MobileNets: Efficient Convolutional Neural Networks for Mobile Vision Applications

Mar 2019

tl;dr: Factorize normal 2D convolution operations into depth separable convolutions (depthwise convolution and pointwise convolution) to reduce latency as well as model size.

Overall impression

The way normal 2D conv op handles channel information is almost in a fully connected fashion. Each channel in the input is filtered and weighted into the output by different weights in different and corresponding layers in the conv kernel. Depthwise separable conv applies the same 2D conv kernel to all depths, and uses a pointwise conv (1x1 conv) to combine it.

Key ideas

Two ways to build small and efficient networks: compressing pretrained networks (quantization, hashing, pruning or distillation, or low-bit network); training small networks direclty with new architectures such as mobilenets, mobilenets v2 shufflenet, xception, etc.
MobileNet applies a single filter to each input channel.
Computation cost:
- Input: F x F x M (M channel)
- Normal conv: F x F x M x N x K x K
- Depthwise conv: F x F x M x K x K
- Pointwise conv: M x N x F x F
- Reduction of computation: 1/N + 1/K^2 ~ 1/K^2 ~ 1/9 (for 3x3 conv kernels)
- N is in the order of 100 to 1000
- MobileNets’ 95% of computation is in 1x1 pointwise conv and can be implemented very efficiently.
With and resolution multiplier: $\alpha$ and $\rho$ to control input and output channel numbers, and the input resolution.
There is a log=linear dependence between accuracy and computation.

Technical details

MobileNets show that it is more benefit to make the network thinner than shallower.
SqueezeNet (with squeeze and expand Fire modules) uses fewer parameters but more calculations. (In this sense it is like DenseNet?) MobileNets outperforms SqueezeNet on ImageNet, with a comparable number of weights, but a fraction of the computational cost. So MobileNets is preferred most of the time. Here is a good comparison review.

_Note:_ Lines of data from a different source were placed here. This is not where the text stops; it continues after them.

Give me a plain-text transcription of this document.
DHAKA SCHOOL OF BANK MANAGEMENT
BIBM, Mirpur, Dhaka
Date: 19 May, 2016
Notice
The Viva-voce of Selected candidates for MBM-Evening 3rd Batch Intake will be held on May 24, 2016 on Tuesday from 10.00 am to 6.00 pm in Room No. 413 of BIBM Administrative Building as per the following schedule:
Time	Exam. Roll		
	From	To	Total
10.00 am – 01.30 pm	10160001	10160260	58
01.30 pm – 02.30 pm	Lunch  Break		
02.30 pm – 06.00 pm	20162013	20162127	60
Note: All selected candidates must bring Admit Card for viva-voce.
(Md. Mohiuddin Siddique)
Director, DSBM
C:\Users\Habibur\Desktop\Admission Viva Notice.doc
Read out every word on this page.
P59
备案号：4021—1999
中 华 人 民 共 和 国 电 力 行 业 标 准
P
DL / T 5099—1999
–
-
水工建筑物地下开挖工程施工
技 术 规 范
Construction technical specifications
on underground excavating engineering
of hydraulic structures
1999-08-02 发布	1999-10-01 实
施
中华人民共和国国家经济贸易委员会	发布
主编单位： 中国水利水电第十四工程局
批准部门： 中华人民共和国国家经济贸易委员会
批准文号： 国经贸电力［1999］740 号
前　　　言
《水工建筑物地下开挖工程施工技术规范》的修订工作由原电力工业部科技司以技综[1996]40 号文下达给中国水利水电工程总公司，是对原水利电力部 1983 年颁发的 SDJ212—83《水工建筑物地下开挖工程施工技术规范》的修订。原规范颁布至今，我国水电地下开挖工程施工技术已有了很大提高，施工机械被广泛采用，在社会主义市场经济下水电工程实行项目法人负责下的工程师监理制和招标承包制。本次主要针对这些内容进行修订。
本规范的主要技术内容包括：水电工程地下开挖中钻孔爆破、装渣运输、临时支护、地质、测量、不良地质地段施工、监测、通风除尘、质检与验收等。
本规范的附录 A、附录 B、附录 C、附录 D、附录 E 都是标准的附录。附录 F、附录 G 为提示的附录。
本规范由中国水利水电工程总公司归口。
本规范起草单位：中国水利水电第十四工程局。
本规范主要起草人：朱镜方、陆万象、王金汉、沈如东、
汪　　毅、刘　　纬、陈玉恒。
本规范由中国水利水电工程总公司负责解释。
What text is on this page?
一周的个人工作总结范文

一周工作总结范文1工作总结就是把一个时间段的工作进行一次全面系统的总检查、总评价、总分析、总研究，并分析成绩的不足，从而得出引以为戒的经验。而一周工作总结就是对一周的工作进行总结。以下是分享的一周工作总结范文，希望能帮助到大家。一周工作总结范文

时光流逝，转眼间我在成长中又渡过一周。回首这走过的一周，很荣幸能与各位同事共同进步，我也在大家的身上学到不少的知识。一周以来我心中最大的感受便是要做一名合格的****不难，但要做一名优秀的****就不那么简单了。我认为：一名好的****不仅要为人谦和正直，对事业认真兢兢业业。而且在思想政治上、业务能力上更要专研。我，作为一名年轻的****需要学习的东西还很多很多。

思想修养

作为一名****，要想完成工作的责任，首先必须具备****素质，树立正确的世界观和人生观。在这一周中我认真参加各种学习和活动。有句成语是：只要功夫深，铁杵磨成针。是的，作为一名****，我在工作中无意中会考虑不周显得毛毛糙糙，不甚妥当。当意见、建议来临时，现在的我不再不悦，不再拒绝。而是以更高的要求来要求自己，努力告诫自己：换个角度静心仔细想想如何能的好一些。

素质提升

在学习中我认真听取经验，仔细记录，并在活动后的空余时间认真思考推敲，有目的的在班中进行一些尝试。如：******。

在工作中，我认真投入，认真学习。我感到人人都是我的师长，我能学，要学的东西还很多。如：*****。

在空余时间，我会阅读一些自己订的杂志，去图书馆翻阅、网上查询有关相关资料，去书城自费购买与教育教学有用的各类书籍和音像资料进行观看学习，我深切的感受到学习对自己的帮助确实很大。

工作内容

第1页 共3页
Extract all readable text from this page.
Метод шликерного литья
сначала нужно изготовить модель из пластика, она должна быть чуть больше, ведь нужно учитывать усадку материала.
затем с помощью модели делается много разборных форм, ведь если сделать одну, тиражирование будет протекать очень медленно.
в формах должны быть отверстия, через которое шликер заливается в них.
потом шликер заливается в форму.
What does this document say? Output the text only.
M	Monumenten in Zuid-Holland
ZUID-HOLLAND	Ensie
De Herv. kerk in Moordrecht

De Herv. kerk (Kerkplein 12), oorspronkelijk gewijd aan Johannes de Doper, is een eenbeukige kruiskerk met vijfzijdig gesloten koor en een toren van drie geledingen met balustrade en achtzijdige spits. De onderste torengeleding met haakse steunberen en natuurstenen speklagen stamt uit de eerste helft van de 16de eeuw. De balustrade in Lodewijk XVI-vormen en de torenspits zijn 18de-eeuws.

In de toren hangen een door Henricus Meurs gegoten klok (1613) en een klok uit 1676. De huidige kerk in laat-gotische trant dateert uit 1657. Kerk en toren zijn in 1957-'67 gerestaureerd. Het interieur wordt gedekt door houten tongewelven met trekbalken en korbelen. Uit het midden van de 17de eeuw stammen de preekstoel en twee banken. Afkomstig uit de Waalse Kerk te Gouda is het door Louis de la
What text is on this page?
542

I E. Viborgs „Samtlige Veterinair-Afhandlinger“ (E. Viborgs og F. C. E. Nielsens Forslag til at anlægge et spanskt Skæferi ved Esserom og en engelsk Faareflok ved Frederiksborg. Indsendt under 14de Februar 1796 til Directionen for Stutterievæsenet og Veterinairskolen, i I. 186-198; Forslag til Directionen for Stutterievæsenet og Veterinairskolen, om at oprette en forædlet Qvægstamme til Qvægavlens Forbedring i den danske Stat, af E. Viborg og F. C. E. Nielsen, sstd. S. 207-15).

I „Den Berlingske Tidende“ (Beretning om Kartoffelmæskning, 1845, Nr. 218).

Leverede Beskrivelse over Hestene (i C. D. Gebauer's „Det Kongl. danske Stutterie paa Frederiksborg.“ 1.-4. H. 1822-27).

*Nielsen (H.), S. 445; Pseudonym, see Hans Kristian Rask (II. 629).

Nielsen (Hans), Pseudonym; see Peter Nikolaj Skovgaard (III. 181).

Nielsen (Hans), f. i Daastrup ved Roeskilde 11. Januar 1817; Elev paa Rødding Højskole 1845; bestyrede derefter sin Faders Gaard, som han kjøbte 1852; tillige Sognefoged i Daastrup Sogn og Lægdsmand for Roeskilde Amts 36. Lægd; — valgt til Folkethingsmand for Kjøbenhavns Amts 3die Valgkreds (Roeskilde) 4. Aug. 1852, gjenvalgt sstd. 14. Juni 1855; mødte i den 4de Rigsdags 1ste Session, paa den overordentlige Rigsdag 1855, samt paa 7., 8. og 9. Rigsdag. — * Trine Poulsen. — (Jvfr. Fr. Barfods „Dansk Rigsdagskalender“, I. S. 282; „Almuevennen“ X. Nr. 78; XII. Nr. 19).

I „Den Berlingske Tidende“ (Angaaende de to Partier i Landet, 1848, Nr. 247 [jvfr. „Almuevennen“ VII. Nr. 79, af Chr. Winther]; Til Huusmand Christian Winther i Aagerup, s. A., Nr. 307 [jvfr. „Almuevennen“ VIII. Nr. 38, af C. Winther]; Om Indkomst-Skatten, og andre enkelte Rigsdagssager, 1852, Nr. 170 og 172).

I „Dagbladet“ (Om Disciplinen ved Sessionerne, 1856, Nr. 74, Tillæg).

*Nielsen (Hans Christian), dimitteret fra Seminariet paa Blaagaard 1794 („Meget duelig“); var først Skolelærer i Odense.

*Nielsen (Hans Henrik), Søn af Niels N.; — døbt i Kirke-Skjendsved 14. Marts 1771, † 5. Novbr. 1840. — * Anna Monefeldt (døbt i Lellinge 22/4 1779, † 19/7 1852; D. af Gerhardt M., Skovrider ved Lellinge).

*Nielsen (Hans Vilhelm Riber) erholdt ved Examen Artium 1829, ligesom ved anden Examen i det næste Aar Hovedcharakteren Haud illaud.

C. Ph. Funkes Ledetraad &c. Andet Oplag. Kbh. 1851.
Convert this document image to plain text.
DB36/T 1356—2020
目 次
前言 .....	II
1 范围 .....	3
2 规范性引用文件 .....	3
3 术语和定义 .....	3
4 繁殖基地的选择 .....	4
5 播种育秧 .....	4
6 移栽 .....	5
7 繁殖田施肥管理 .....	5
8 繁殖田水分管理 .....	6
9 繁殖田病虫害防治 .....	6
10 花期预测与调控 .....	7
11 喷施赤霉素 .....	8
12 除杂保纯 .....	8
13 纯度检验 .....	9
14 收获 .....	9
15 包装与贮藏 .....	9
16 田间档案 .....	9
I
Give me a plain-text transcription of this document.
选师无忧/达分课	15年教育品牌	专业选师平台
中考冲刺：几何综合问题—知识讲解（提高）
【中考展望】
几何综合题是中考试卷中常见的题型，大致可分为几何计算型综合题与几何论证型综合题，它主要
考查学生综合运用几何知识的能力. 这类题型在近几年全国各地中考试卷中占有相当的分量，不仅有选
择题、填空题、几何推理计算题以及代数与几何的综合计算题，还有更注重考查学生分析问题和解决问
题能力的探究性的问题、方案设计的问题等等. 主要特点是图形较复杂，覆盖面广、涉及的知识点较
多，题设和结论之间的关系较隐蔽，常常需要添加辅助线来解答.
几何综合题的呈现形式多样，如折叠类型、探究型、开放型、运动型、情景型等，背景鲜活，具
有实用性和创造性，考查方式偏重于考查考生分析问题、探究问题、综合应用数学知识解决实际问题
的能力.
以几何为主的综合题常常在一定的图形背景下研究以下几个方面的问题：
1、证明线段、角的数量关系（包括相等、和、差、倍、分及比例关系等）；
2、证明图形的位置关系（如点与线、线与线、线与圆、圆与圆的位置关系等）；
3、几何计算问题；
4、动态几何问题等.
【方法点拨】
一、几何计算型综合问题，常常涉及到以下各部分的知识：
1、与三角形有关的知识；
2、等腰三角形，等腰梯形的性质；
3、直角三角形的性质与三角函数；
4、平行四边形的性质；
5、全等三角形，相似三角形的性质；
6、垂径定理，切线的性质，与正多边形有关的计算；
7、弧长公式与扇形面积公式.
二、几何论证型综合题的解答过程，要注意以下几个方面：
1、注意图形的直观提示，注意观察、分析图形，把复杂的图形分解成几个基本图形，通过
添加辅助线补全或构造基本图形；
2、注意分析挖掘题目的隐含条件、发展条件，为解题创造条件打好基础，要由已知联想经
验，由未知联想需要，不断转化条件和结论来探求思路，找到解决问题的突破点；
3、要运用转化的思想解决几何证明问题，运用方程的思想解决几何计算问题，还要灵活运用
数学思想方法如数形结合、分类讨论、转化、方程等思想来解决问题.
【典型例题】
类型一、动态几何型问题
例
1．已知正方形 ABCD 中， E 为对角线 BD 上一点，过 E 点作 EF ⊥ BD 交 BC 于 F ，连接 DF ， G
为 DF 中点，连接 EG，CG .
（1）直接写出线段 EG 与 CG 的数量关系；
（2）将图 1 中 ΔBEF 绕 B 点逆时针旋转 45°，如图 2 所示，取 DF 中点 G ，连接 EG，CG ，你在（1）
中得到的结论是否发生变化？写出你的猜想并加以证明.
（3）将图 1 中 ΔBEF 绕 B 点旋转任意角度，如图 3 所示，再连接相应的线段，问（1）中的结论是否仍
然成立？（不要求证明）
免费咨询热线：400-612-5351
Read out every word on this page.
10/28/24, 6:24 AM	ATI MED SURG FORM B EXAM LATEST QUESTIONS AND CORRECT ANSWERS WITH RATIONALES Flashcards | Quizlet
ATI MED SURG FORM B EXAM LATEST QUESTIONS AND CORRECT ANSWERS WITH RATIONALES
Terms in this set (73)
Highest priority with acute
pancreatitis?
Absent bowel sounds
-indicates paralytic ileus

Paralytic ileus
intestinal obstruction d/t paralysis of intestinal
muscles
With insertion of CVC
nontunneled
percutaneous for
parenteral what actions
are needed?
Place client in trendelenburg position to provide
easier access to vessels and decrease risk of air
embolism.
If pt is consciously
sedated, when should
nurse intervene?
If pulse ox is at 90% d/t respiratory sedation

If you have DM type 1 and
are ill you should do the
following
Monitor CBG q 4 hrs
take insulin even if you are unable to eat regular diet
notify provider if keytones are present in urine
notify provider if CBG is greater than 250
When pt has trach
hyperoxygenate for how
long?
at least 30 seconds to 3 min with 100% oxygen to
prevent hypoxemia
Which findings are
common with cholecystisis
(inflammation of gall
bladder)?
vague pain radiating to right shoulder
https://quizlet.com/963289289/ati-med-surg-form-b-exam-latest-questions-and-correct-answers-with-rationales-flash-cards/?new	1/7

SqueezeNet is designed for reduction in num of parameters and model size, instead of reduction in explicit FLOPS and inference time.

Notes

TODO: Need to read mobilenet v2 and shufflenet, and xception.
Comparison of mobilenet and xception. (Kerasの作者@fcholletさんのCVPR’17論文XceptionとGoogleのMobileNets論文を読んだ)
Q: Isn’t depth separable 2D conv the same as a 3D convolution with z=1? I need to write down a more detailed note about this.
Geolocalization with PlaNet [?].
Distillation works by training the classifier to emulate the outputs of a larger model instead of the GT labels. Could this be used to combat noisy label problems?